Did he let her go, knowing that had been the deal from the beginning? Did he give her a little time and hope she’d get used to the idea of loving him? Or did he push, knowing this thing between them had turned into much more than a fling?

He didn’t have an answer right now, so he continued through the dining room and into the living room. He set the tools down. The bat still stood by that abused mantel. He picked it up and smoothed his hand over the hardwood. He could picture Anita taking out her frustrations with it not that long ago. Aggie had done the same. Had it helped them deal with what life handed them?

The tension had been building inside him all day. Noah tested the heft of the bat. He’d once thought if he hadn’t been weighed down with work responsibilities from an early age, he might have played baseball. Not that he would have been good at it, but still, he would have liked the chance to try.

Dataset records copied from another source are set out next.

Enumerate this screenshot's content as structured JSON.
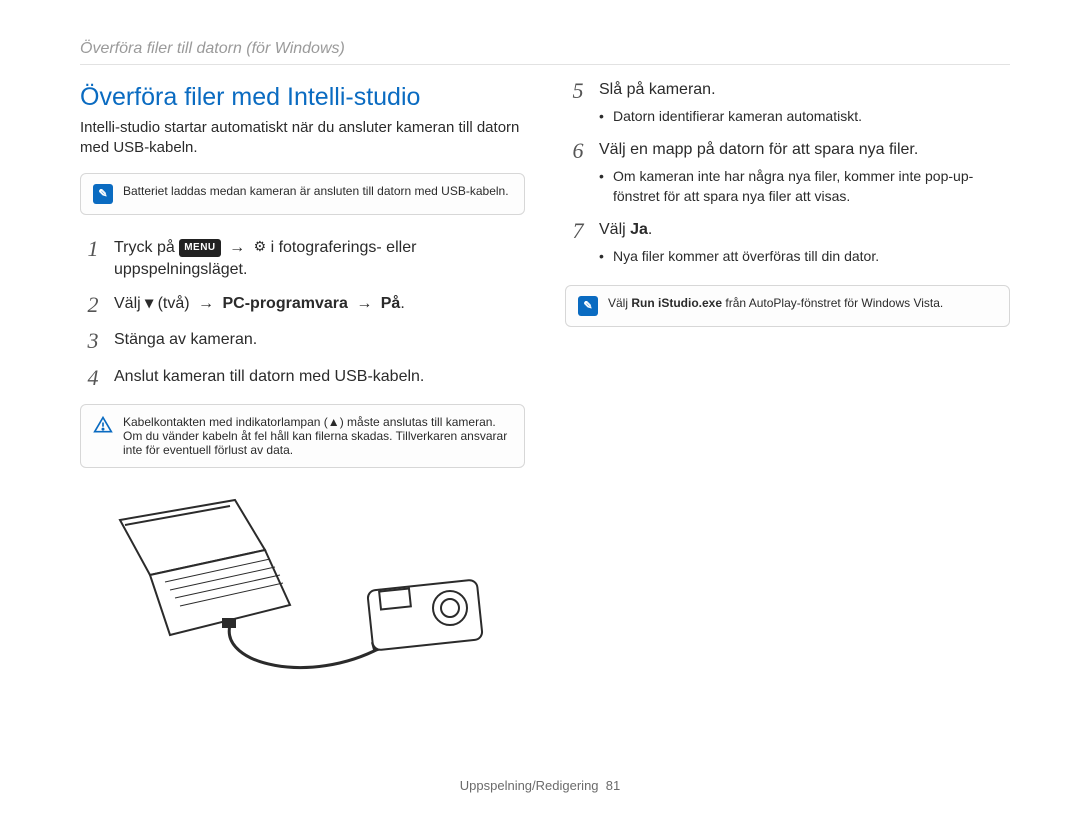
{
  "running_head": "Överföra filer till datorn (för Windows)",
  "heading": "Överföra filer med Intelli-studio",
  "lead": "Intelli-studio startar automatiskt när du ansluter kameran till datorn med USB-kabeln.",
  "note1": "Batteriet laddas medan kameran är ansluten till datorn med USB-kabeln.",
  "left_steps": {
    "s1_before": "Tryck på ",
    "s1_after_menu": " ",
    "s1_arrow1": "→",
    "s1_after_gear": " i fotograferings- eller uppspelningsläget.",
    "s2_before": "Välj ",
    "s2_down": "▾",
    "s2_parens": " (två) ",
    "s2_arrow1": "→",
    "s2_bold1": " PC-programvara ",
    "s2_arrow2": "→",
    "s2_bold2": " På",
    "s2_end": ".",
    "s3": "Stänga av kameran.",
    "s4": "Anslut kameran till datorn med USB-kabeln."
  },
  "warn_lines": {
    "l1_before": "Kabelkontakten med indikatorlampan (",
    "l1_tri": "▲",
    "l1_after": ") måste anslutas till kameran. Om du vänder kabeln åt fel håll kan filerna skadas. Tillverkaren ansvarar inte för eventuell förlust av data."
  },
  "right_steps": {
    "s5": "Slå på kameran.",
    "s5_b1": "Datorn identifierar kameran automatiskt.",
    "s6": "Välj en mapp på datorn för att spara nya filer.",
    "s6_b1": "Om kameran inte har några nya filer, kommer inte pop-up-fönstret för att spara nya filer att visas.",
    "s7_before": "Välj ",
    "s7_bold": "Ja",
    "s7_after": ".",
    "s7_b1": "Nya filer kommer att överföras till din dator."
  },
  "note2_before": "Välj ",
  "note2_bold": "Run iStudio.exe",
  "note2_after": " från AutoPlay-fönstret för Windows Vista.",
  "menu_label": "MENU",
  "footer_label": "Uppspelning/Redigering",
  "footer_page": "81"
}
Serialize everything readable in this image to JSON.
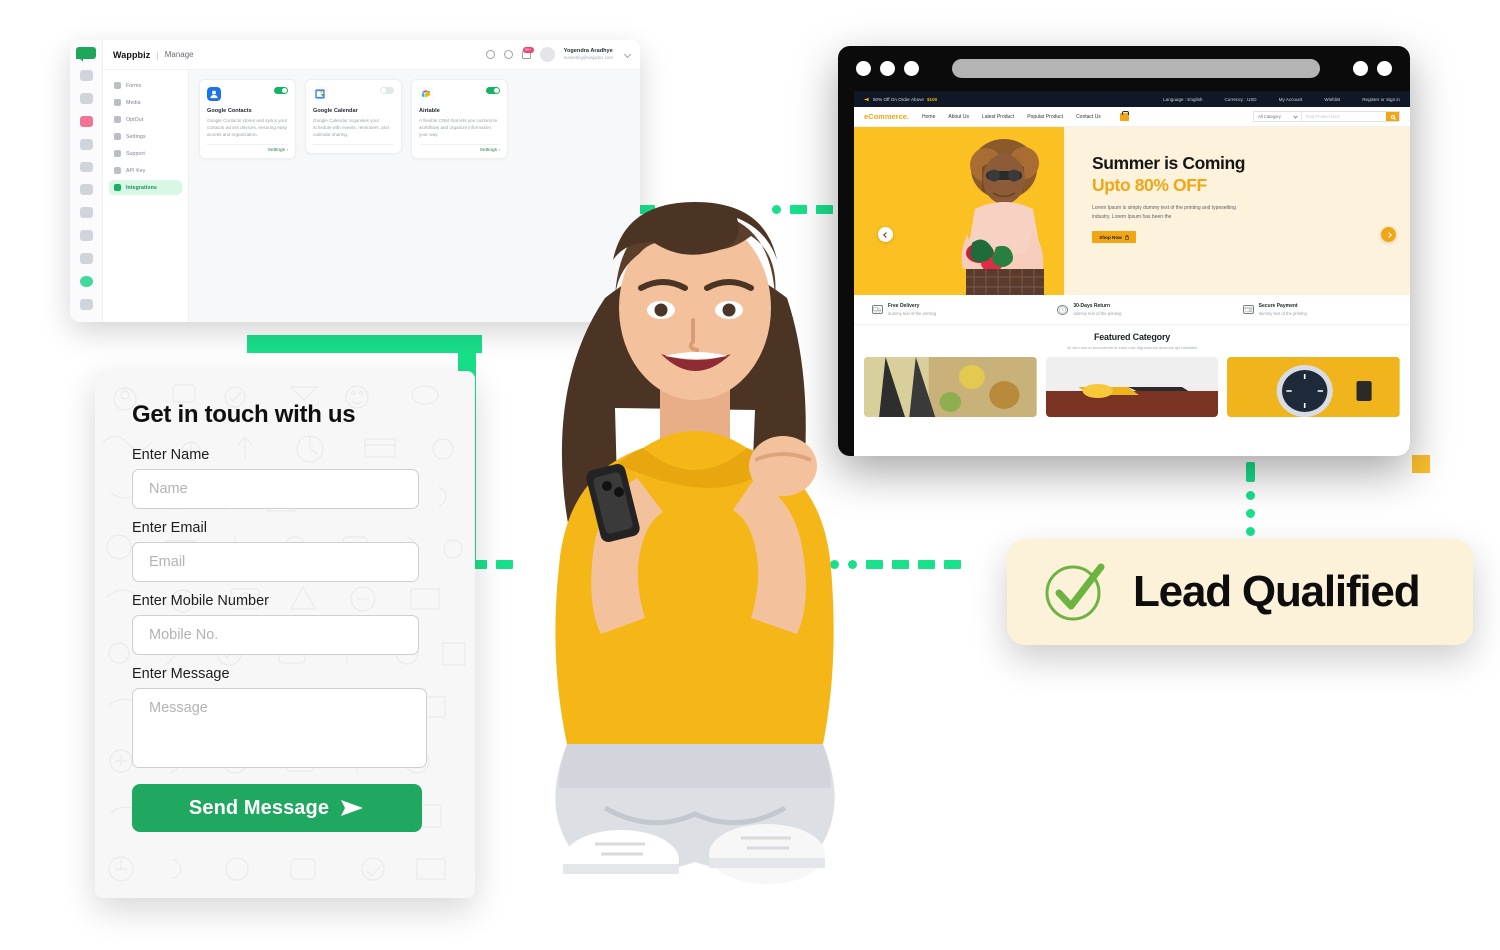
{
  "dashboard": {
    "brand": "Wappbiz",
    "separator": "|",
    "section": "Manage",
    "user": {
      "name": "Yogendra Aradhye",
      "email": "marketing@wappbiz.com",
      "notification_badge": "99+"
    },
    "sidebar": [
      {
        "label": "Forms",
        "active": false
      },
      {
        "label": "Media",
        "active": false
      },
      {
        "label": "OptOut",
        "active": false
      },
      {
        "label": "Settings",
        "active": false
      },
      {
        "label": "Support",
        "active": false
      },
      {
        "label": "API Key",
        "active": false
      },
      {
        "label": "Integrations",
        "active": true
      }
    ],
    "integration_cards": [
      {
        "title": "Google Contacts",
        "description": "Google Contacts stores and syncs your contacts across devices, ensuring easy access and organization.",
        "enabled": true,
        "settings_label": "Settings",
        "icon": "google-contacts-icon"
      },
      {
        "title": "Google Calendar",
        "description": "Google Calendar organises your schedule with events, reminders, and calendar sharing.",
        "enabled": false,
        "settings_label": "",
        "icon": "google-calendar-icon"
      },
      {
        "title": "Airtable",
        "description": "A flexible CRM that lets you customize workflows and organize information your way.",
        "enabled": true,
        "settings_label": "Settings",
        "icon": "airtable-icon"
      }
    ]
  },
  "contact_form": {
    "title": "Get in touch with us",
    "fields": [
      {
        "label": "Enter Name",
        "placeholder": "Name",
        "value": ""
      },
      {
        "label": "Enter Email",
        "placeholder": "Email",
        "value": ""
      },
      {
        "label": "Enter Mobile Number",
        "placeholder": "Mobile No.",
        "value": ""
      }
    ],
    "message": {
      "label": "Enter Message",
      "placeholder": "Message",
      "value": ""
    },
    "submit_label": "Send Message",
    "submit_icon": "send-plane-icon"
  },
  "ecommerce": {
    "topbar": {
      "promo": "50% Off On Order Above",
      "promo_amount": "$100",
      "language": "Language : English",
      "currency": "Currency : USD",
      "account": "My Account",
      "wishlist": "Wishlist",
      "signin": "Register or Sign in"
    },
    "nav": {
      "logo": "eCommerce.",
      "items": [
        "Home",
        "About Us",
        "Latest Product",
        "Popular Product",
        "Contact Us"
      ],
      "category_select": "All Category",
      "search_placeholder": "Find Product Here"
    },
    "hero": {
      "line1": "Summer is Coming",
      "line2": "Upto 80% OFF",
      "paragraph": "Lorem Ipsum is simply dummy text of the printing and typesetting industry. Lorem Ipsum has been the",
      "cta": "Shop Now"
    },
    "features": [
      {
        "title": "Free Delivery",
        "desc": "dummy text of the printing",
        "icon": "truck-icon"
      },
      {
        "title": "30-Days Return",
        "desc": "dummy text of the printing",
        "icon": "return-clock-icon"
      },
      {
        "title": "Secure Payment",
        "desc": "dummy text of the printing",
        "icon": "secure-card-icon"
      }
    ],
    "featured": {
      "heading": "Featured Category",
      "subheading": "At vero eos et accusamus et iusto odio dignissimos ducimus qui blanditiis"
    }
  },
  "lead_badge": {
    "text": "Lead Qualified",
    "icon": "check-circle-icon"
  },
  "colors": {
    "green": "#20a760",
    "accent_green": "#19e08a",
    "yellow": "#fbc122",
    "amber": "#f2a515",
    "cream": "#fcf2d9",
    "dark": "#0b0b0b"
  }
}
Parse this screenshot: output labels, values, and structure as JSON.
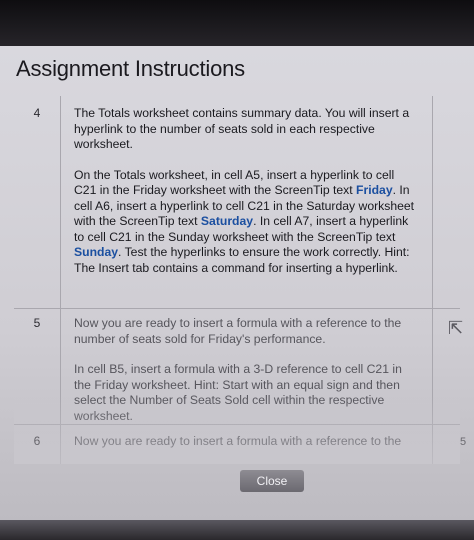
{
  "dialog": {
    "title": "Assignment Instructions",
    "close_label": "Close"
  },
  "steps": [
    {
      "number": "4",
      "intro": "The Totals worksheet contains summary data. You will insert a hyperlink to the number of seats sold in each respective worksheet.",
      "detail_1": "On the Totals worksheet, in cell A5, insert a hyperlink to cell C21 in the Friday worksheet with the ScreenTip text ",
      "screentip_1": "Friday",
      "detail_2": ". In cell A6, insert a hyperlink to cell C21 in the Saturday worksheet with the ScreenTip text ",
      "screentip_2": "Saturday",
      "detail_3": ". In cell A7, insert a hyperlink to cell C21 in the Sunday worksheet with the ScreenTip text ",
      "screentip_3": "Sunday",
      "detail_4": ". Test the hyperlinks to ensure the work correctly. Hint: The Insert tab contains a command for inserting a hyperlink."
    },
    {
      "number": "5",
      "intro": "Now you are ready to insert a formula with a reference to the number of seats sold for Friday's performance.",
      "detail": "In cell B5, insert a formula with a 3-D reference to cell C21 in the Friday worksheet. Hint: Start with an equal sign and then select the Number of Seats Sold cell within the respective worksheet."
    },
    {
      "number": "6",
      "intro": "Now you are ready to insert a formula with a reference to the"
    }
  ],
  "side_number": "5"
}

Without another thought, Noah lifted the bat and let it fall with all his might onto the wooden mantel. The force vibrated through his arms, down his legs. But he was already raising it again, smashing it again.

Ethan Bradford. Smash.

Charlene. Smash.

Colburn and Sons Salvage. Smash.

Anita.

Noah lowered the bat, breathing hard. She was right. It was his fault that he’d insisted on adding romance to what was supposed to be a fun one-month fling. If there hadn’t been wine and flowers and walks through the park, would emotions have found their way into their hearts anyway? Who knew? It was too late to second-guess things.

It was his fault he’d contacted her father when she didn’t want him to, but all that had done was speed up the breakup. Nothing would have changed in the end.

It was time to remove this poor mantel. If the painting was finished today, he could install the new one tomorrow, the one Anita had picked out a lifetime ago.

He was right. The mantel came off the wall with a couple of quick tugs from the crowbar. As he lifted it away, he saw a small envelope, the size and thickness of a greeting card, on the floor. They often found cards and photographs that had slipped behind mantels over the years. He picked it up. It was addressed to Anita.

He’d been given another reason to get in touch with her. Thanks, Aggie.

Noah stowed the mantel in the back of the box truck and went back into the house for the bat. He carried it out with him. It wouldn’t be smashing any more mantels.